History of Svalbard - Industrialization

Industrialization

The first attempt at creating a permanent settlement was carried out by Sweden's Alfred Gabriel Nathorst. He established Kapp Thordsen on Isfjorden in 1872, but the planned phosphorite mining was not carried out and the settlement abandoned. Coal had always been mined and gathered by whalers and hunters, but industrial mining did not start until 1899. Søren Zachariassen of Tromsø was the first to establish a mining company to exploit Svalbard minerals.
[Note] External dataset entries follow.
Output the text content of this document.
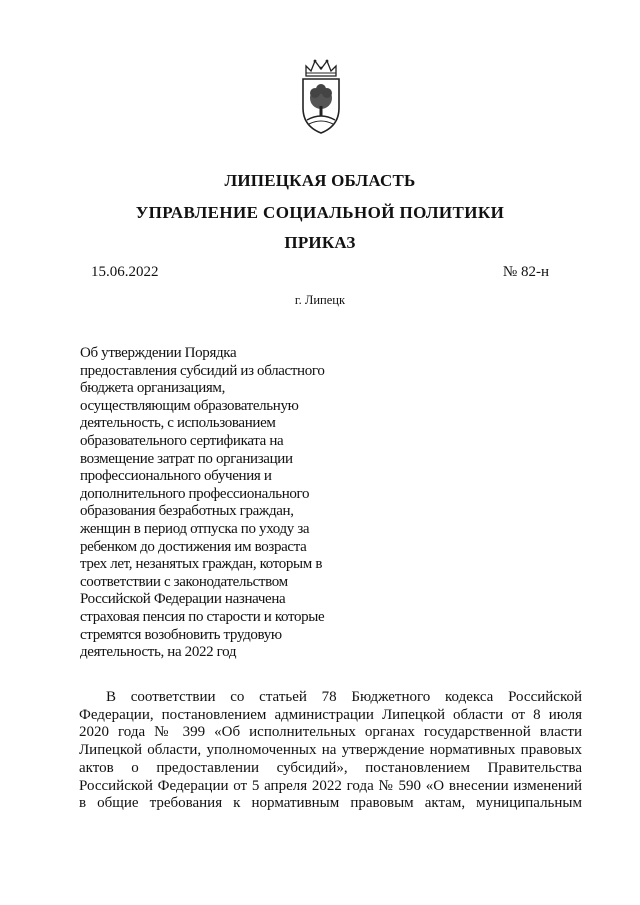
ЛИПЕЦКАЯ ОБЛАСТЬ
УПРАВЛЕНИЕ СОЦИАЛЬНОЙ ПОЛИТИКИ
ПРИКАЗ
15.06.2022	№ 82-н
г. Липецк
Об утверждении Порядка
предоставления субсидий из областного
бюджета организациям,
осуществляющим образовательную
деятельность, с использованием
образовательного сертификата на
возмещение затрат по организации
профессионального обучения и
дополнительного профессионального
образования безработных граждан,
женщин в период отпуска по уходу за
ребенком до достижения им возраста
трех лет, незанятых граждан, которым в
соответствии с законодательством
Российской Федерации назначена
страховая пенсия по старости и которые
стремятся возобновить трудовую
деятельность, на 2022 год
В соответствии со статьей 78 Бюджетного кодекса Российской
Федерации, постановлением администрации Липецкой области от 8 июля
2020 года № 399 «Об исполнительных органах государственной власти
Липецкой области, уполномоченных на утверждение нормативных правовых
актов о предоставлении субсидий», постановлением Правительства
Российской Федерации от 5 апреля 2022 года № 590 «О внесении изменений
в общие требования к нормативным правовым актам, муниципальным
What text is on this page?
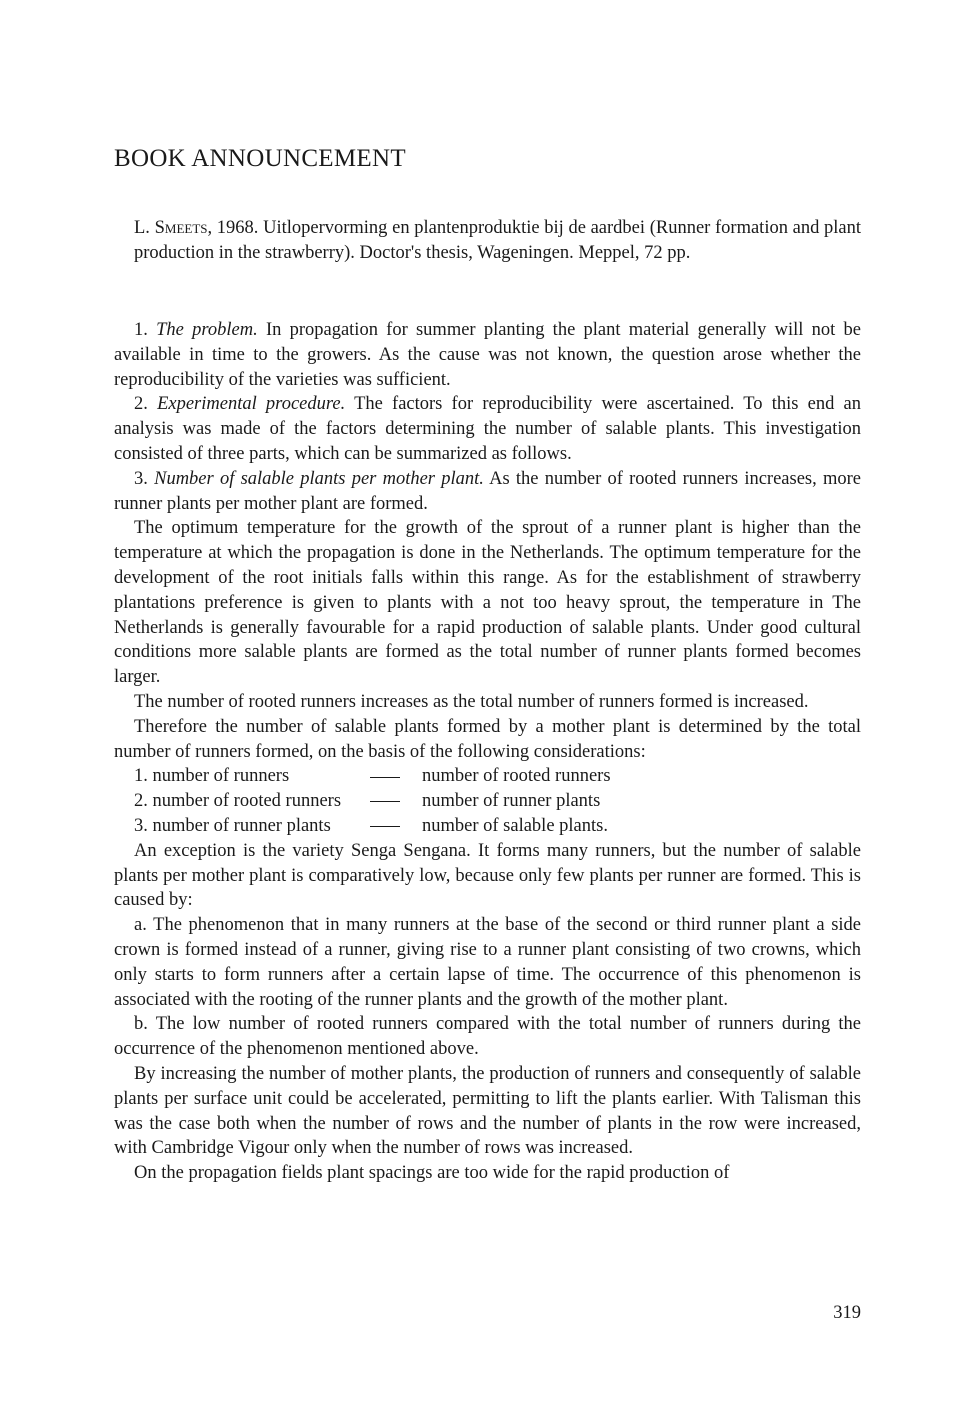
BOOK ANNOUNCEMENT

L. Smeets, 1968. Uitlopervorming en plantenproduktie bij de aardbei (Runner formation and plant production in the strawberry). Doctor's thesis, Wageningen. Meppel, 72 pp.

1. The problem. In propagation for summer planting the plant material generally will not be available in time to the growers. As the cause was not known, the question arose whether the reproducibility of the varieties was sufficient.

2. Experimental procedure. The factors for reproducibility were ascertained. To this end an analysis was made of the factors determining the number of salable plants. This investigation consisted of three parts, which can be summarized as follows.

3. Number of salable plants per mother plant. As the number of rooted runners increases, more runner plants per mother plant are formed.

The optimum temperature for the growth of the sprout of a runner plant is higher than the temperature at which the propagation is done in the Netherlands. The optimum temperature for the development of the root initials falls within this range. As for the establishment of strawberry plantations preference is given to plants with a not too heavy sprout, the temperature in The Netherlands is generally favourable for a rapid production of salable plants. Under good cultural conditions more salable plants are formed as the total number of runner plants formed becomes larger.

The number of rooted runners increases as the total number of runners formed is increased.

Therefore the number of salable plants formed by a mother plant is determined by the total number of runners formed, on the basis of the following considerations:

1. number of runners	number of rooted runners
2. number of rooted runners	number of runner plants
3. number of runner plants	number of salable plants.

An exception is the variety Senga Sengana. It forms many runners, but the number of salable plants per mother plant is comparatively low, because only few plants per runner are formed. This is caused by:

a. The phenomenon that in many runners at the base of the second or third runner plant a side crown is formed instead of a runner, giving rise to a runner plant consisting of two crowns, which only starts to form runners after a certain lapse of time. The occurrence of this phenomenon is associated with the rooting of the runner plants and the growth of the mother plant.

b. The low number of rooted runners compared with the total number of runners during the occurrence of the phenomenon mentioned above.

By increasing the number of mother plants, the production of runners and consequently of salable plants per surface unit could be accelerated, permitting to lift the plants earlier. With Talisman this was the case both when the number of rows and the number of plants in the row were increased, with Cambridge Vigour only when the number of rows was increased.

On the propagation fields plant spacings are too wide for the rapid production of

319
He claimed several places in Isfjorden and exported coal to the mainland, but lack of capital stopped further growth.

The first commercially viable mining company was John Munroe Longyear's Arctic Coal Company, which established Longyear City (from 1925 Longyearbyen). By 1910, 200 men were working for the company. The town and mines were bought by the Norwegian-owned Store Norske Spitsbergen Kulkompani in 1916. Another early entrepreneur was Ernest Mansfield and his Northern Exploration Company. He started marble mining on Blomstrandhalvøya, but the marble was unusable and his company never had any profitable ventures, despite surveying large parts of the island. By the 1910s, it was established that coal was the only economically viable mining activity on Svalbard. Swedish interests established mines at Pyramiden and Sveagruva, while Dutch investors established Barentsburg in 1920. During the First World War, Norway saw the advantage of increasing self-supply of coal and Kings Bay established mining in Ny-Ålesund in 1916.